Легенды мрачной Москвы (сборник)
В. П. Далматов смекнул, в чем дело, и ко мне:
– Володя, надень свою черкеску, Георгия, возьми у реквизитора офицерские погоны и аксельбанты адъютантские, подклей усики и нагони-ка на него холоду.
Я надел свою шикарную черкеску с малиновым бешметом, Георгия, общеармейские поручичьи погоны и шашку. Для устрашения подклеил усы, загнул их кольцом, надвинул на затылок папаху и пошел в буфет, откуда далеко доносился шум.
Смотрю в дверную щель. Развалившись на стуле, за столом с посудой сидит огромный юнкерище, стучит по столу и требует шампанского. На соседнем стуле лежат два черных костыля и шинель солдатского сукна.
В коридоре толпились актеры и смотрели в другую дверь. Я быстро подошел к чудищу.
– Встать! – крикнул я так, что юнкер в испуге вскочил, забыв о костылях, и взял под козырек, хотя шапки у него не было.
– Какого полка?
– Московского драгунского…
– Это что у вас за медали? Откуда медаль в память войны двенадцатого года? Севастопольская, за усмирение польского мятежа?! Откуда они?

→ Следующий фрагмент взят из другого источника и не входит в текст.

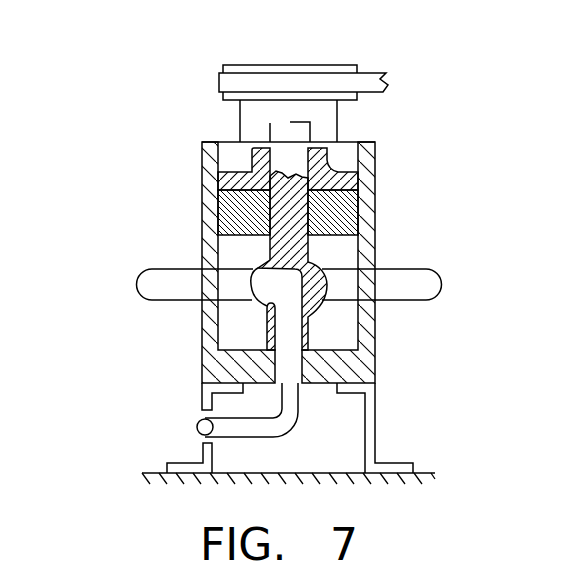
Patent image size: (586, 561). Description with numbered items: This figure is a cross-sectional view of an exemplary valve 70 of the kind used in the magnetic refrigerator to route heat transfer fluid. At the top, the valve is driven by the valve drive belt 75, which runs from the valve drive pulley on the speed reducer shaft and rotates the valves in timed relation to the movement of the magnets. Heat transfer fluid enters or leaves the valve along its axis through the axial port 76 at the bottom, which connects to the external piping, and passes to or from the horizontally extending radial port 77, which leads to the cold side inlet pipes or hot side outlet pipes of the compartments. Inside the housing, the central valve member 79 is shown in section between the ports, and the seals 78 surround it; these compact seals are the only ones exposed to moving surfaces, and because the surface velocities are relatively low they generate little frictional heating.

The valve assembly 70 is at (148, 138).
The valve drive belt 75 is at (378, 83).
The axial port 76 is at (197, 427).
The radial port 77 is at (148, 290).
The seals 78 is at (225, 257).
The valve head 79 is at (288, 323).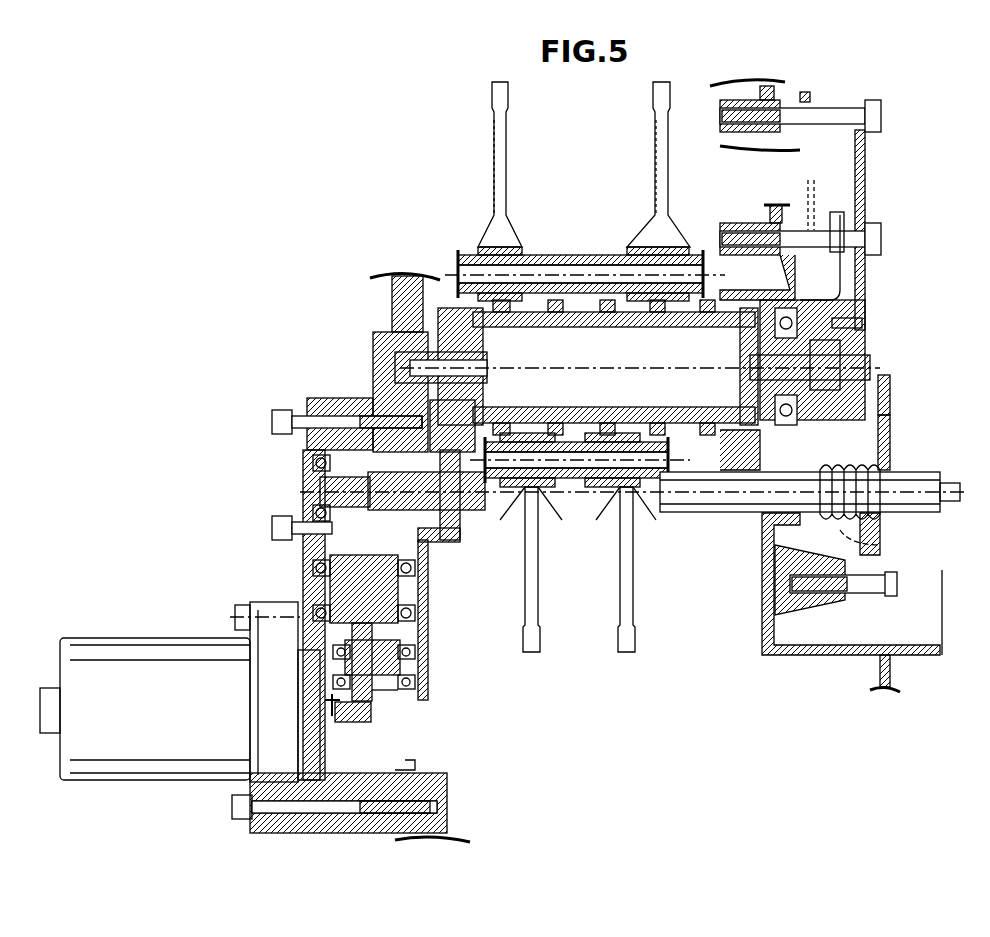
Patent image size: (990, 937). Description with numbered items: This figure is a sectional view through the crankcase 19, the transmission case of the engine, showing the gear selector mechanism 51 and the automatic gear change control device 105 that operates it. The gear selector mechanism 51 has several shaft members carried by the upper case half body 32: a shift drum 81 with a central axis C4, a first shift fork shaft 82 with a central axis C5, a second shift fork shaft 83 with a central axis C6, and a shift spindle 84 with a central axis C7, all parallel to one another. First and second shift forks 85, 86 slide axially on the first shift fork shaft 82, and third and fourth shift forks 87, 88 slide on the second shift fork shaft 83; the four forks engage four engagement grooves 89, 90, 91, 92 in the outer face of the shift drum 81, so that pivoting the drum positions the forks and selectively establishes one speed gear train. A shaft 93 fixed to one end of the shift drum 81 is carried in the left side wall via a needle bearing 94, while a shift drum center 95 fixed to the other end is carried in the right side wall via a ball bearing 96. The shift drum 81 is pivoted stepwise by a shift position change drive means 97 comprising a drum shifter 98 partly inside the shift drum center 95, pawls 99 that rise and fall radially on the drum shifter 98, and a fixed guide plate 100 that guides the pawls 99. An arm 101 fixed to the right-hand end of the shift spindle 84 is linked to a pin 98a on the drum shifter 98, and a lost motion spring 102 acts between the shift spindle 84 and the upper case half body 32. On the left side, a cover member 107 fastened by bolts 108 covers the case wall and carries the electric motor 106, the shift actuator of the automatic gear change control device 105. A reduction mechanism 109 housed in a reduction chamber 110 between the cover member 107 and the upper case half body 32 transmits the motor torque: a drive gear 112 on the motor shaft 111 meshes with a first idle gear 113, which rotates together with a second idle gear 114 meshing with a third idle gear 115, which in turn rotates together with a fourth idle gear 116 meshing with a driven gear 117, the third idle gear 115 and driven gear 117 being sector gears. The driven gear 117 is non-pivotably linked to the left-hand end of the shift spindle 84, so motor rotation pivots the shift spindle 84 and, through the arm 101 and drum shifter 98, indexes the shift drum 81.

The crankcase 19 is at (390, 300).
The needle bearing 94 is at (392, 321).
The upper case half body 32 is at (372, 352).
The cover member 107 is at (310, 460).
The bolts 108 is at (272, 422).
The shift drum 81 is at (580, 320).
The shaft 93 is at (488, 376).
The central axis of the shift drum C4 is at (620, 368).
The shift drum center 95 is at (758, 372).
The second shift fork shaft 83 is at (605, 255).
The central axis of the second shift fork shaft C6 is at (588, 252).
The engagement groove 91 is at (472, 252).
The engagement groove 92 is at (680, 252).
The third shift fork 87 is at (506, 172).
The fourth shift fork 88 is at (655, 172).
The first shift fork shaft 82 is at (575, 488).
The central axis of the first shift fork shaft C5 is at (592, 440).
The engagement groove 89 is at (525, 488).
The engagement groove 90 is at (608, 488).
The first shift fork 85 is at (528, 622).
The second shift fork 86 is at (635, 610).
The gear selector mechanism 51 is at (645, 528).
The central axis of the shift spindle C7 is at (704, 490).
The shift spindle 84 is at (320, 492).
The lost motion spring 102 is at (880, 520).
The shift position change drive means 97 is at (885, 332).
The fixed guide plate 100 is at (845, 250).
The ball bearing 96 is at (843, 293).
The pawls 99 is at (866, 314).
The drum shifter 98 is at (870, 348).
The pin 98a is at (892, 390).
The arm 101 is at (892, 440).
The automatic gear change control device 105 is at (165, 636).
The electric motor 106 is at (169, 692).
The fourth idle gear 116 is at (300, 625).
The reduction chamber 110 is at (320, 515).
The driven gear 117 is at (398, 588).
The third idle gear 115 is at (398, 665).
The second idle gear 114 is at (380, 690).
The reduction mechanism 109 is at (375, 700).
The first idle gear 113 is at (305, 648).
The motor shaft 111 is at (325, 712).
The drive gear 112 is at (350, 722).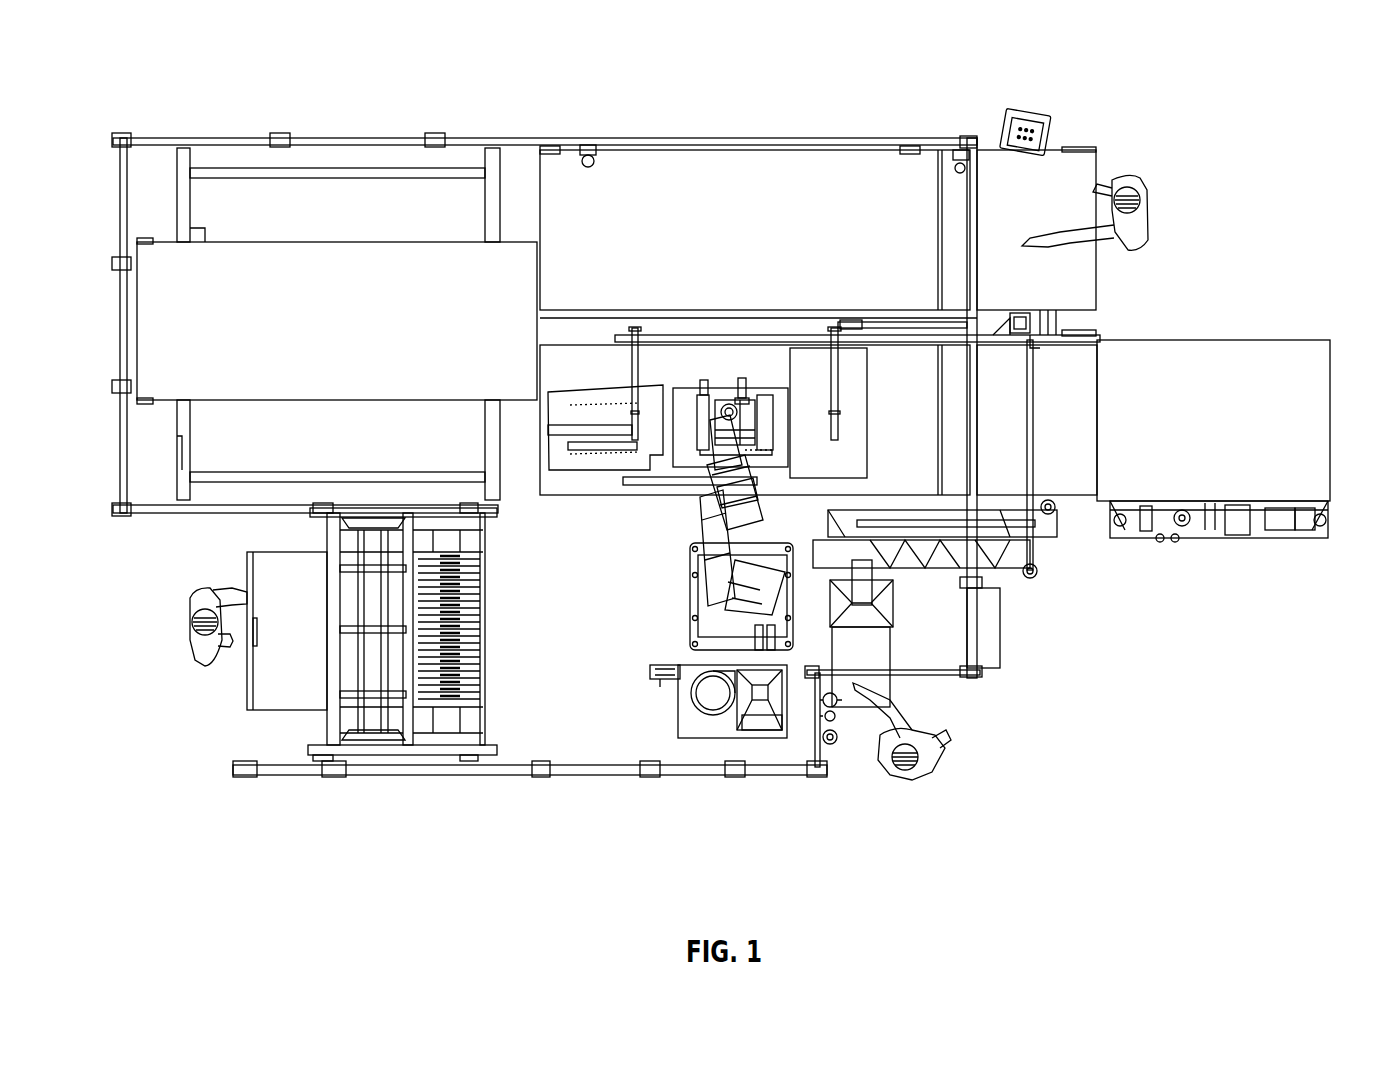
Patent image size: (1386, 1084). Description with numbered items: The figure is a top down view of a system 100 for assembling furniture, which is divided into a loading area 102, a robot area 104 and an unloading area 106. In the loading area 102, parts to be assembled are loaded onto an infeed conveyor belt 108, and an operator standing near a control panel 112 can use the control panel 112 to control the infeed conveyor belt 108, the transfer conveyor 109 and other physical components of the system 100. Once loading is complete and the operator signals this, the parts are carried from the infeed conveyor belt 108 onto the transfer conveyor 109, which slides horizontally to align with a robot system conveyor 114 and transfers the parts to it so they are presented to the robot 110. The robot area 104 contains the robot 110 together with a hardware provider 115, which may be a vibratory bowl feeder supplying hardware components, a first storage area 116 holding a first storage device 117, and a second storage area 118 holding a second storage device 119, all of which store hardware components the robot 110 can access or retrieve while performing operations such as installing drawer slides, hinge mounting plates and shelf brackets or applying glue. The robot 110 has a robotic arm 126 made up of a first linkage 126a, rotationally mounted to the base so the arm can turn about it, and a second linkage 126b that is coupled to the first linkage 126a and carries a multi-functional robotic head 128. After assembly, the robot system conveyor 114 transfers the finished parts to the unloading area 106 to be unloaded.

The system for assembling furniture 100 is at (1243, 120).
The loading area 102 is at (1085, 113).
The robot area 104 is at (617, 585).
The unloading area 106 is at (1247, 585).
The infeed conveyor belt 108 is at (880, 233).
The transfer conveyor 109 is at (291, 277).
The robot 110 is at (728, 627).
The control panel 112 is at (1028, 127).
The robot system conveyor 114 is at (743, 365).
The hardware provider 115 is at (873, 540).
The first storage area 116 is at (328, 777).
The first storage device 117 is at (442, 710).
The second storage area 118 is at (858, 792).
The second storage device 119 is at (760, 690).
The robotic arm 126 is at (837, 583).
The first linkage 126a is at (708, 550).
The second linkage 126b is at (700, 517).
The multi-functional robotic head 128 is at (735, 393).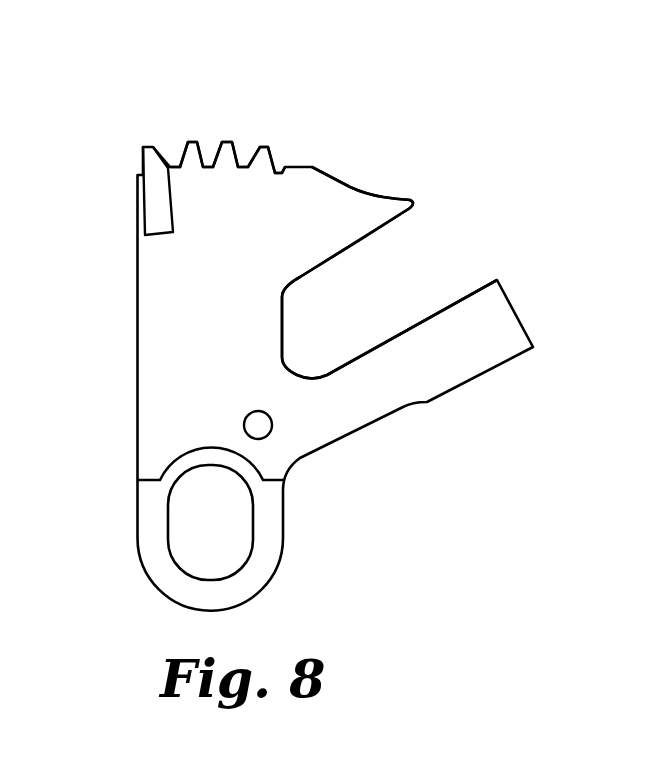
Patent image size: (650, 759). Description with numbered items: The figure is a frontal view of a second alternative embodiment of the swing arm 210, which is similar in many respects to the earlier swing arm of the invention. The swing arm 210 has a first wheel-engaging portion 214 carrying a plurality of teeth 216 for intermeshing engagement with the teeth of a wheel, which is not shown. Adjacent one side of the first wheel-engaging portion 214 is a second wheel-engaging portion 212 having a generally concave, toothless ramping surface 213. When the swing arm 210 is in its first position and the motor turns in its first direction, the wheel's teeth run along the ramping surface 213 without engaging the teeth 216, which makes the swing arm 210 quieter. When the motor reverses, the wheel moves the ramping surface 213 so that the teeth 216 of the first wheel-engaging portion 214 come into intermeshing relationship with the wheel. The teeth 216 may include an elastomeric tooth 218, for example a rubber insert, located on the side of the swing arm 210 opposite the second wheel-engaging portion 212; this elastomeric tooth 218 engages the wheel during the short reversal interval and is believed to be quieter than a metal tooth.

The swing arm 210 is at (296, 340).
The second wheel-engaging portion 212 is at (347, 235).
The ramping surface 213 is at (358, 189).
The first wheel-engaging portion 214 is at (198, 195).
The teeth 216 is at (265, 143).
The elastomeric tooth 218 is at (150, 146).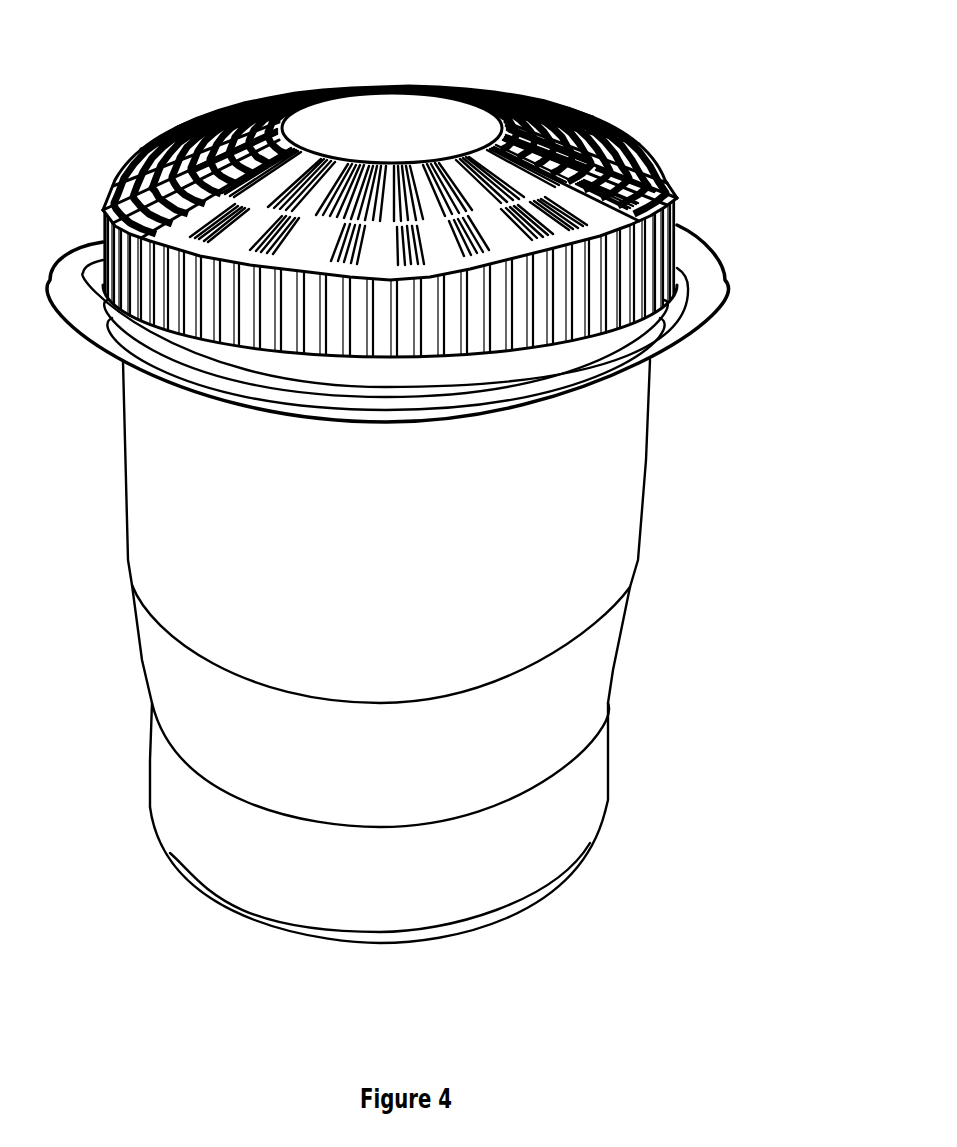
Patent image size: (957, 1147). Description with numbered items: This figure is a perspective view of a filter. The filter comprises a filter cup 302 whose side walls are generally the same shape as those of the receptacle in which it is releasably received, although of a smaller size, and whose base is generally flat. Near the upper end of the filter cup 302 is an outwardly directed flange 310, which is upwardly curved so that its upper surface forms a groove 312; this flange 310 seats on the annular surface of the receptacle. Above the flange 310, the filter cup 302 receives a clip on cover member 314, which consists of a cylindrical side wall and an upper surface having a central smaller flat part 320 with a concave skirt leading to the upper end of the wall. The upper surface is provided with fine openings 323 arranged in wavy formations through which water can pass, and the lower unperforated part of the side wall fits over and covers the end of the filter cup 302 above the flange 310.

The filter cup 302 is at (678, 440).
The flange 310 is at (710, 293).
The groove 312 is at (92, 277).
The cover member 314 is at (685, 190).
The central flat part 320 is at (438, 117).
The fine openings 323 is at (613, 130).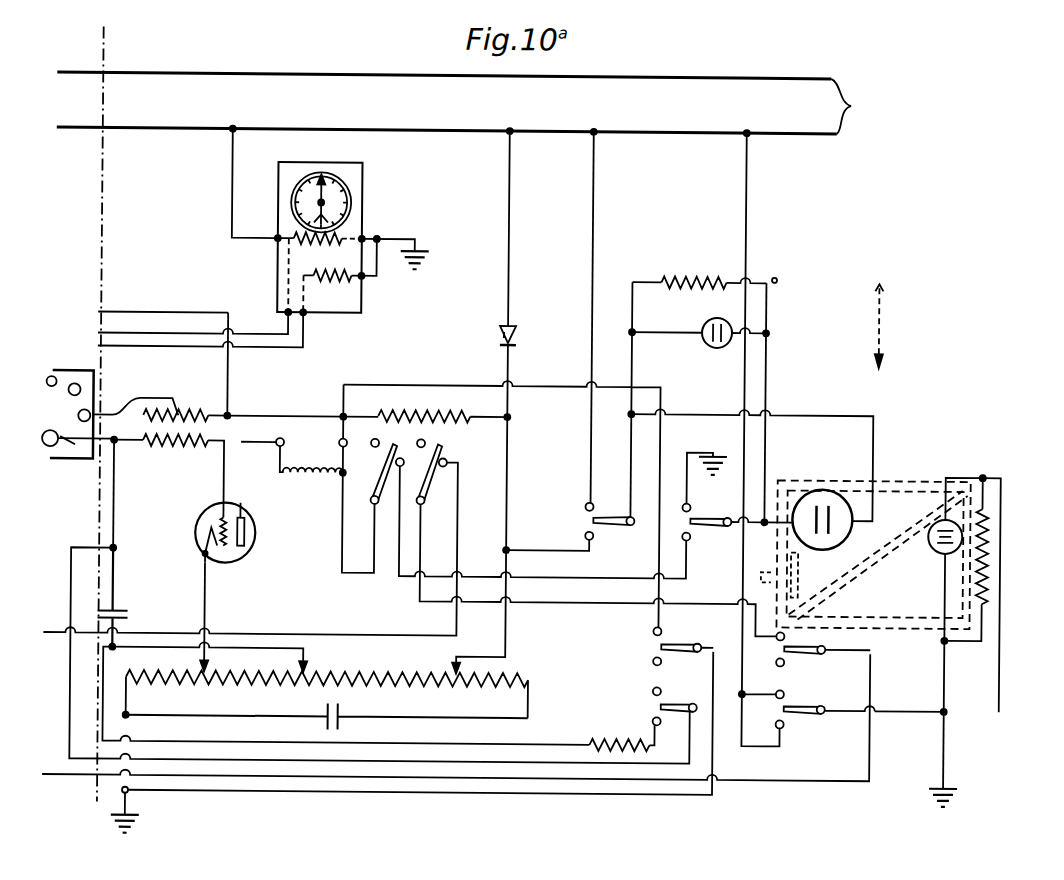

– Я старший в роде. Отцовские и дедовские медали!
– А почему за последнюю войну шесть штук одинаковых?
– Из разных мест посылали…
– А костыли для чего?
– У меня была сломана нога, г-н поручик!
Он к каждому ответу прибавлял «господин поручик» и отрезвел сразу.
– Ну, вот что, молодой человек! Я сам был молод, сам кутил. Прощаю вас на первый раз. Извольте уходить домой! Следовало бы вас за эти медали и за все поведение на гауптвахту, но я прощаю. Идите!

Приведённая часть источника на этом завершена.